Radio Opole » Kraj i świat
2023-01-29, 06:30 Autor: PAP

Czeski dziennikarz: mieliśmy do czynienia z rekordową frekwencją w wyborach prezydenckich

Mieliśmy do czynienia z rekordową frekwencją w czeskich wyborach prezydenckich, Petr Pavel otrzymał o 500 tys. głosów więcej, niż obecna głowa państwa Milosz Zeman. Żaden wcześniejszy prezydent nie uzyskał tak mocnego demokratycznego mandatu - ocenił w rozmowie z PAP czeski dziennikarz Vladimir Petrilak.

W sobotę Czeska Agencja Informacyjna (CzTK), po przeliczeniu głosów ze 100 proc. obwodowych komisji wyborczych, podała, że nowym czeskim prezydentem został Petr Pavel.

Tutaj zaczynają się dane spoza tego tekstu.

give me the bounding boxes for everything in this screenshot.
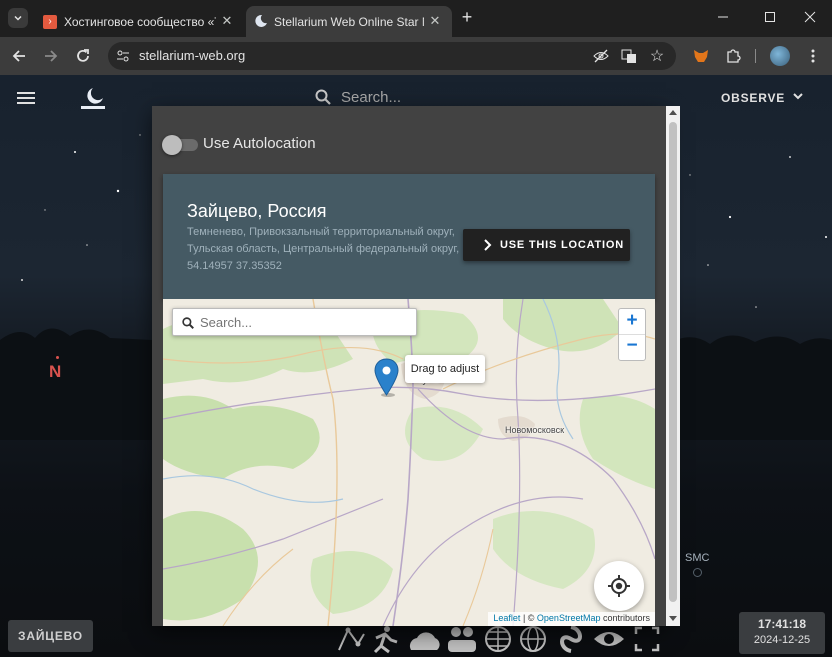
address-line-2: Тульская область, Центральный федеральны…: [187, 243, 460, 255]
map-search-box[interactable]: Search...: [172, 308, 417, 336]
location-title: Зайцево, Россия: [187, 201, 327, 221]
minimize-icon[interactable]: [716, 10, 730, 24]
zoom-in-button[interactable]: +: [619, 309, 645, 335]
address-bar[interactable]: stellarium-web.org ☆: [108, 42, 676, 70]
map-tiles: [163, 299, 655, 626]
stellarium-logo-icon: [78, 83, 108, 113]
scrollbar-thumb[interactable]: [669, 122, 677, 602]
time-text: 17:41:18: [757, 617, 807, 631]
autolocation-label: Use Autolocation: [203, 135, 316, 152]
translate-icon[interactable]: [620, 47, 638, 65]
eye-off-icon[interactable]: [592, 47, 610, 65]
attribution-separator: | ©: [520, 613, 537, 623]
chevron-right-icon: [484, 239, 492, 251]
time-display[interactable]: 17:41:18 2024-12-25: [739, 612, 825, 654]
dso-galaxy-icon[interactable]: [556, 624, 586, 657]
tooltip-text: Drag to adjust: [410, 363, 480, 375]
url-text: stellarium-web.org: [139, 48, 246, 63]
map-attribution: Leaflet | © OpenStreetMap contributors: [488, 612, 655, 626]
close-window-icon[interactable]: [803, 10, 817, 24]
coordinates: 54.14957 37.35352: [187, 260, 282, 272]
address-line-1: Темненево, Привокзальный территориальный…: [187, 226, 455, 238]
bookmark-star-icon[interactable]: ☆: [648, 47, 666, 65]
metamask-fox-icon[interactable]: [692, 47, 710, 65]
tab-search-button[interactable]: [8, 8, 28, 28]
osm-link[interactable]: OpenStreetMap: [537, 613, 601, 623]
chevron-down-icon: [793, 93, 803, 100]
tab-hosting[interactable]: › Хостинговое сообщество «Tim ✕: [36, 6, 242, 37]
date-text: 2024-12-25: [753, 634, 811, 646]
search-icon[interactable]: [313, 87, 333, 107]
azimuthal-grid-icon[interactable]: [483, 624, 513, 657]
constellations-art-icon[interactable]: [371, 624, 399, 657]
smc-label: SMC: [685, 552, 710, 564]
location-button[interactable]: ЗАЙЦЕВО: [8, 620, 93, 652]
chevron-down-icon: [14, 15, 22, 21]
locate-me-button[interactable]: [594, 561, 644, 611]
attribution-suffix: contributors: [600, 613, 650, 623]
fullscreen-icon[interactable]: [634, 624, 660, 657]
site-info-icon[interactable]: [114, 47, 132, 65]
use-this-location-button[interactable]: USE THIS LOCATION: [463, 229, 630, 261]
dialog-scrollbar-track[interactable]: [666, 106, 680, 626]
maximize-icon[interactable]: [763, 10, 777, 24]
location-button-label: ЗАЙЦЕВО: [18, 629, 83, 643]
extensions-puzzle-icon[interactable]: [724, 47, 742, 65]
map-search-placeholder: Search...: [200, 315, 253, 330]
menu-kebab-icon[interactable]: [804, 47, 822, 65]
crosshair-gps-icon: [608, 575, 630, 597]
north-star-dot: [56, 356, 59, 359]
smc-marker: [693, 568, 702, 577]
close-tab-icon[interactable]: ✕: [220, 13, 234, 28]
back-arrow-icon[interactable]: [10, 47, 28, 65]
close-tab-icon[interactable]: ✕: [428, 13, 442, 28]
observe-label: OBSERVE: [721, 91, 786, 105]
observe-button[interactable]: OBSERVE: [721, 91, 804, 105]
profile-avatar[interactable]: [770, 46, 790, 66]
night-mode-eye-icon[interactable]: [592, 624, 626, 657]
compass-north: N: [49, 356, 62, 382]
reload-icon[interactable]: [74, 47, 92, 65]
landscape-icon[interactable]: [446, 624, 478, 657]
location-marker-icon[interactable]: [374, 358, 399, 397]
drag-tooltip: Drag to adjust: [405, 355, 485, 383]
tab-strip: › Хостинговое сообщество «Tim ✕ Stellari…: [0, 0, 832, 37]
tab-title: Хостинговое сообщество «Tim: [64, 15, 216, 29]
sky-search-input[interactable]: Search...: [341, 89, 401, 106]
new-tab-icon[interactable]: +: [458, 7, 476, 27]
moon-favicon-icon: [254, 14, 268, 28]
hosting-favicon-icon: ›: [43, 15, 57, 29]
tab-title: Stellarium Web Online Star Map: [274, 15, 424, 29]
autolocation-toggle[interactable]: [162, 135, 198, 155]
city-label-novomoskovsk: Новомосковск: [505, 425, 565, 435]
equatorial-grid-icon[interactable]: [518, 624, 548, 657]
use-this-location-label: USE THIS LOCATION: [500, 239, 625, 251]
compass-north-label: N: [49, 362, 62, 381]
tab-stellarium[interactable]: Stellarium Web Online Star Map ✕: [246, 6, 452, 37]
forward-arrow-icon[interactable]: [42, 47, 60, 65]
search-icon: [182, 317, 194, 329]
constellations-lines-icon[interactable]: [336, 624, 366, 657]
zoom-control: + −: [618, 308, 646, 361]
scroll-up-arrow-icon[interactable]: [669, 110, 677, 115]
toggle-thumb: [162, 135, 182, 155]
hamburger-menu-icon[interactable]: [15, 89, 37, 107]
scroll-down-arrow-icon[interactable]: [669, 616, 677, 621]
toolbar-divider: [755, 49, 756, 63]
atmosphere-icon[interactable]: [407, 624, 441, 657]
location-map[interactable]: Search... + − Тула Новомосковск Drag to …: [163, 299, 655, 626]
leaflet-link[interactable]: Leaflet: [493, 613, 520, 623]
zoom-out-button[interactable]: −: [619, 335, 645, 360]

Na byłego wysokiej rangi dowódcę czeskiej armii i szefa Komitetu Wojskowego NATO padło 58,32 proc. głosów. Na Babisza głosowało 41,67 proc. Pavel dostał prawie milion głosów więcej, niż jego konkurent. Frekwencja wyniosła 70,25 proc.


Vladimir Petrilak, czeski dziennikarz i publicysta w rozmowie z PAP zauważył, że "mieliśmy do czynienia z rekordową frekwencją w wyborach prezydenckich". Ocenił, że żaden wcześniejszy prezydent nie uzyskał tak mocnego demokratycznego mandatu. "Pavel otrzymał o 500 tys. więcej głosów niż obecny prezydent Milosz Zeman" - dodał.


"Zwycięstwo Pavla było spodziewane. Już wcześniejsze sondaże mówiły, że ktokolwiek nie zmierzy się w drugiej turze z Babiszem, ten go pokona. Były premier i minister finansów ma niesamowicie wysoki elektorat negatywny. Wiele z głosów, które otrzymał Pavel, były głosami przeciwko Babiszowi" - powiedział.


Zdaniem Petrilaka kampania prezydencka była "bardzo brutalna". Z jednej strony - zauważył dziennikarz - dochodziło do zakłócania spotkań Babisza z wyborcami. Z drugiej - w czwartek, na stronie internetowej przypominającej oficjalną witrynę Pavela, pojawiła się informacja, że ten nie żyje, co szybko zostało zdementowane przez jego sztab wyborczy.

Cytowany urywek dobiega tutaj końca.